Tüm bu performansın merkezinde ise, Grass’ın teneke trampet gibi büyülü nesnelerinden biri yer alıyor: Agfa Box fotoğraf makinesi. Adeta usta yazarın gölgesine dönüşen, makinesiyle yazarın temalarına ilişkin binlerce kare çeken gizemli Mariecik’in elinden düşürmediği sihirli “Kutu”su, kimi zaman gerçeklikte olmayan şeyleri kimi zaman da geleceği gösteriyor, sıradan görünümlerin ardındaki gizli niyetleri, arzuları ortaya çıkartıyor.

​Artık kendileri de birer ebeveyn olan çocuklar, roman boyunca, Pandora’nın “Kutu”su misali ortaya çıkan bu sihri anlamlandırmaya çalışıyorlar; yazarın ilham kaynağı mı, sanatın gücü mü, tanrının gözü mü, yoksa yalnızca çok ünlü, çok önemli bir yazarın ölmeden önceki son cüretkâr hesaplaşması, son fantezisi mi?

ACI BİR BAŞLANGIÇ BU – JAVIAR MARIAS

Madrid, 1980.

Kırk yıllık diktatörlükten sonra değişim rüzgârı İspanyol toplumunda ağır ağır esmeye başlar. Genç Juan de Vere, meşhur yönetmen ve yapımcı Eduardo Muriel’in özel sekreteri olarak çalışma hayatına ilk adımını atar. Patronu, güzel olduğu kadar kaygı verici eşi Beatriz Noguera’yla tanıştırır kendisini. Sonra arkadaş çevresiyle… Ne ki farkında olmadan genç sekreterine mahrem dünyasının ve anılarının gizli kapısını da açar böylece.

Önceleri patronunun sürdüğü hayattan gözü kamaşan genç sekreter sonraları, bu parlak dekorun karanlık bir arka tarafı olduğunu keşfeder yavaş yavaş. Örneğin, Eduardo Muriel neden karısından nefret etmektedir? Görünüşte amaçsız, uzun gezintileri sırasında karısı nerelere gider?
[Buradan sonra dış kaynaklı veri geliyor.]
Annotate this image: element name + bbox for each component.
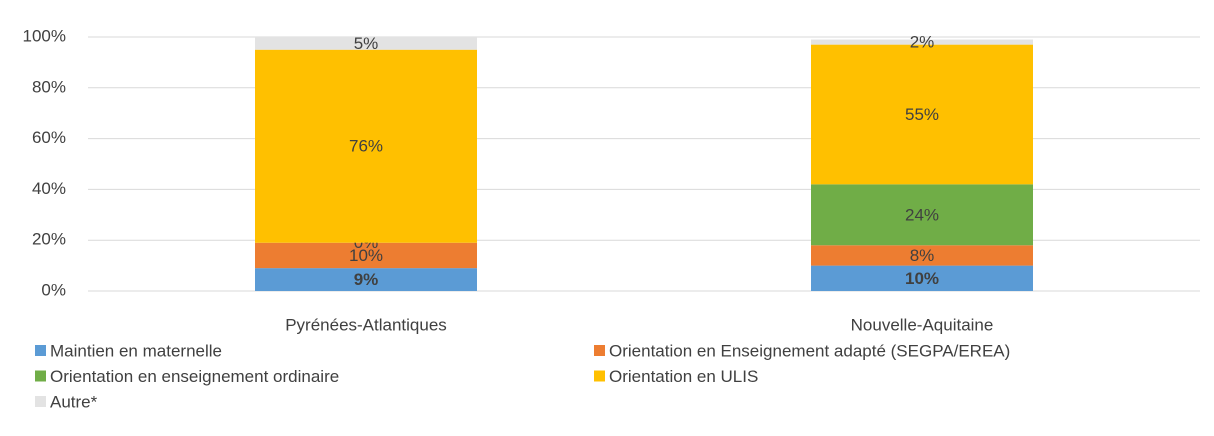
- bar-segment: [811, 184, 1033, 246]
- x-tick-label: Pyrénées-Atlantiques: [285, 315, 447, 334]
- bar-segment: [811, 265, 1033, 291]
- data-label: 9%: [354, 270, 379, 289]
- y-tick-label: 60%: [32, 128, 66, 147]
- legend-swatch: [35, 370, 46, 382]
- data-label: 8%: [910, 246, 935, 265]
- bar-segment: [255, 268, 477, 291]
- bar-segment: [255, 242, 477, 269]
- legend-swatch: [594, 345, 605, 356]
- legend-label: Autre*: [50, 392, 98, 411]
- legend-label: Orientation en enseignement ordinaire: [50, 367, 339, 386]
- data-label: 2%: [910, 33, 935, 52]
- bar-segment: [255, 49, 477, 243]
- legend-label: Maintien en maternelle: [50, 341, 222, 360]
- data-label: 55%: [905, 105, 939, 124]
- y-tick-label: 20%: [32, 230, 66, 249]
- legend-swatch: [35, 396, 46, 407]
- legend-swatch: [35, 345, 46, 356]
- bar-segment: [811, 39, 1033, 45]
- y-tick-label: 100%: [23, 26, 66, 45]
- y-tick-label: 0%: [41, 280, 66, 299]
- legend-label: Orientation en Enseignement adapté (SEGP…: [609, 341, 1010, 360]
- data-label: 76%: [349, 137, 383, 156]
- y-tick-label: 40%: [32, 179, 66, 198]
- data-label: 5%: [354, 34, 379, 53]
- y-tick-label: 80%: [32, 77, 66, 96]
- data-label: 10%: [349, 246, 383, 265]
- x-tick-label: Nouvelle-Aquitaine: [851, 315, 994, 334]
- bar-segment: [811, 44, 1033, 185]
- bar-segment: [811, 245, 1033, 266]
- data-label: 10%: [905, 269, 939, 288]
- legend-label: Orientation en ULIS: [609, 367, 758, 386]
- bar-segment: [255, 37, 477, 50]
- legend-swatch: [594, 370, 605, 382]
- data-label: 24%: [905, 205, 939, 224]
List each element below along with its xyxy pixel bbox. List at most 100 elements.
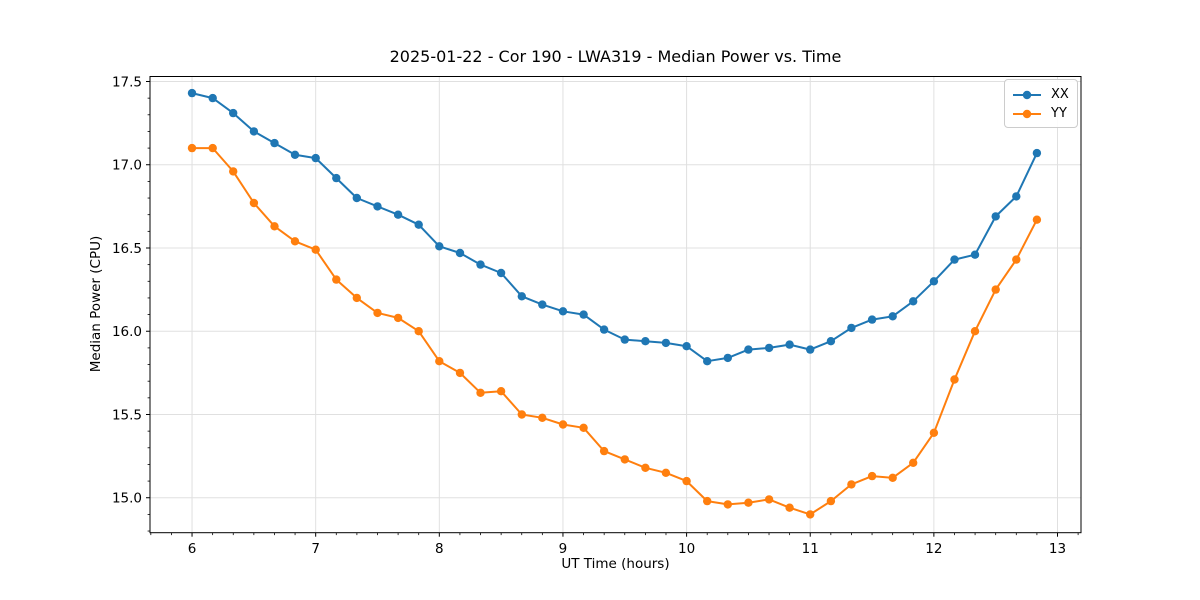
series-xx-marker xyxy=(764,343,774,353)
series-xx-marker xyxy=(806,345,815,354)
series-yy-line xyxy=(192,147,1038,516)
series-yy-marker xyxy=(332,275,341,284)
series-yy-marker xyxy=(1032,215,1042,224)
axes-spines xyxy=(149,76,1082,534)
series-yy-marker xyxy=(187,143,197,153)
series-xx-marker xyxy=(620,335,629,344)
series-yy-marker xyxy=(558,420,568,429)
series-yy-marker xyxy=(229,167,238,176)
series-xx-marker xyxy=(249,127,259,136)
legend: XX YY xyxy=(1004,79,1078,128)
series-xx-marker xyxy=(703,357,712,366)
series-xx-marker xyxy=(991,212,1000,221)
x-axis-label: UT Time (hours) xyxy=(561,556,670,572)
x-tick-label: 8 xyxy=(435,541,444,557)
series-xx-line xyxy=(191,92,1038,363)
series-yy-marker xyxy=(270,222,279,231)
legend-marker-xx-icon xyxy=(1022,90,1032,99)
series-yy-marker xyxy=(352,293,361,303)
series-xx-marker xyxy=(187,88,197,98)
series-xx-marker xyxy=(826,337,836,346)
legend-label-xx: XX xyxy=(1051,87,1069,102)
series-xx-marker xyxy=(352,193,361,203)
series-xx-marker xyxy=(661,338,671,348)
series-yy-marker xyxy=(538,413,547,422)
x-tick-label: 13 xyxy=(1049,541,1066,557)
series-xx-marker xyxy=(476,260,485,269)
series-xx-marker xyxy=(950,255,959,264)
series-xx-marker xyxy=(929,277,939,286)
x-tick-label: 9 xyxy=(559,541,568,557)
series-xx-marker xyxy=(229,108,238,118)
series-yy-marker xyxy=(579,423,588,432)
legend-sample-xx xyxy=(1013,90,1041,99)
series-yy-marker xyxy=(208,143,217,153)
y-tick-label: 16.0 xyxy=(112,324,142,340)
legend-item-yy: YY xyxy=(1011,104,1071,123)
series-yy-marker xyxy=(476,388,485,397)
series-xx-marker xyxy=(785,340,794,349)
series-yy-marker xyxy=(764,495,774,504)
legend-item-xx: XX xyxy=(1011,85,1071,104)
series-yy-marker xyxy=(517,410,526,419)
legend-marker-yy-icon xyxy=(1022,109,1032,118)
series-xx-marker xyxy=(517,292,526,301)
x-tick-label: 6 xyxy=(188,541,197,557)
series-xx-marker xyxy=(332,173,341,183)
y-tick-label: 15.0 xyxy=(112,491,142,507)
series-yy-marker xyxy=(929,428,939,437)
series-xx-marker xyxy=(435,242,444,251)
series-yy-marker xyxy=(393,313,403,323)
series-yy-marker xyxy=(599,446,609,456)
series-xx-marker xyxy=(888,312,897,321)
series-yy-marker xyxy=(661,468,671,477)
series-yy-marker xyxy=(249,198,259,208)
x-tick-label: 12 xyxy=(925,541,942,557)
legend-label-yy: YY xyxy=(1051,106,1067,121)
y-tick-label: 17.5 xyxy=(112,74,142,90)
series-yy-marker xyxy=(785,503,794,512)
series-yy-marker xyxy=(455,368,465,378)
series-yy-marker xyxy=(991,285,1000,294)
series-xx-marker xyxy=(723,353,732,363)
series-yy-marker xyxy=(970,327,980,336)
series-yy-marker xyxy=(414,327,423,336)
series-xx-marker xyxy=(641,337,650,346)
series-xx-marker xyxy=(682,342,691,351)
series-yy-marker xyxy=(950,375,959,384)
series-yy-marker xyxy=(806,510,815,519)
series-xx-marker xyxy=(1012,192,1021,201)
series-yy-marker xyxy=(888,473,897,482)
series-xx-marker xyxy=(867,315,877,324)
series-yy-marker xyxy=(723,500,732,509)
x-tick-label: 7 xyxy=(311,541,320,557)
series-yy-marker xyxy=(290,237,300,246)
series-xx-marker xyxy=(847,323,856,333)
series-yy-marker xyxy=(435,357,444,366)
x-tick-label: 10 xyxy=(678,541,695,557)
series-xx-marker xyxy=(579,310,588,319)
series-yy-marker xyxy=(847,480,856,489)
series-xx-marker xyxy=(455,248,465,258)
series-xx-marker xyxy=(414,220,423,229)
series-yy-marker xyxy=(641,463,650,472)
chart-title: 2025-01-22 - Cor 190 - LWA319 - Median P… xyxy=(389,47,842,66)
series-xx-marker xyxy=(393,210,403,219)
series-yy-marker xyxy=(703,496,712,506)
y-tick-label: 15.5 xyxy=(112,407,142,423)
series-xx-marker xyxy=(1032,148,1042,158)
series-yy-marker xyxy=(373,308,382,318)
y-axis-label: Median Power (CPU) xyxy=(88,235,104,373)
series-xx-marker xyxy=(290,150,300,159)
series-xx-marker xyxy=(208,93,217,103)
series-xx-marker xyxy=(970,250,980,259)
series-yy-marker xyxy=(1012,255,1021,264)
series-yy-marker xyxy=(496,387,506,396)
series-xx-marker xyxy=(373,202,382,211)
series-xx-marker xyxy=(599,325,609,334)
series-xx-marker xyxy=(538,300,547,309)
series-xx-marker xyxy=(496,268,506,278)
series-yy-marker xyxy=(744,498,753,507)
series-yy-marker xyxy=(682,476,691,486)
Eski aile dostları olarak tanıtılan Doktor Van Vechten aslında kimdir, hakkında anlatılanlar doğru mudur?

Genç sekreter, bitmeyecekmiş gibi görünen şenliklerin yaşandığı Franco sonrası Madrid’de nefes kesen bir soruşturma sürecinde bu gizemlerin peşine düşer.

Arzunun, gücün ve suçluluk duygusunun yaşamlarımız üstündeki etkisini gözler önüne seren, sürükleyici bir roman.

ERİYEN ÜLKENİN SIRLARI – PELİN TURGUT

Yetişkinlere Masallar: Eriyen Ülkenin Sırları

!f İstanbul Bağımsız Filmler Festivali’nin kurucularından ve direktörlerinden, masal anlatıcısı Pelin Turgut’un ilk kitabı Eriyen Ülkenin Sırları, Ganj Yayınları etiketiyle yayımlandı.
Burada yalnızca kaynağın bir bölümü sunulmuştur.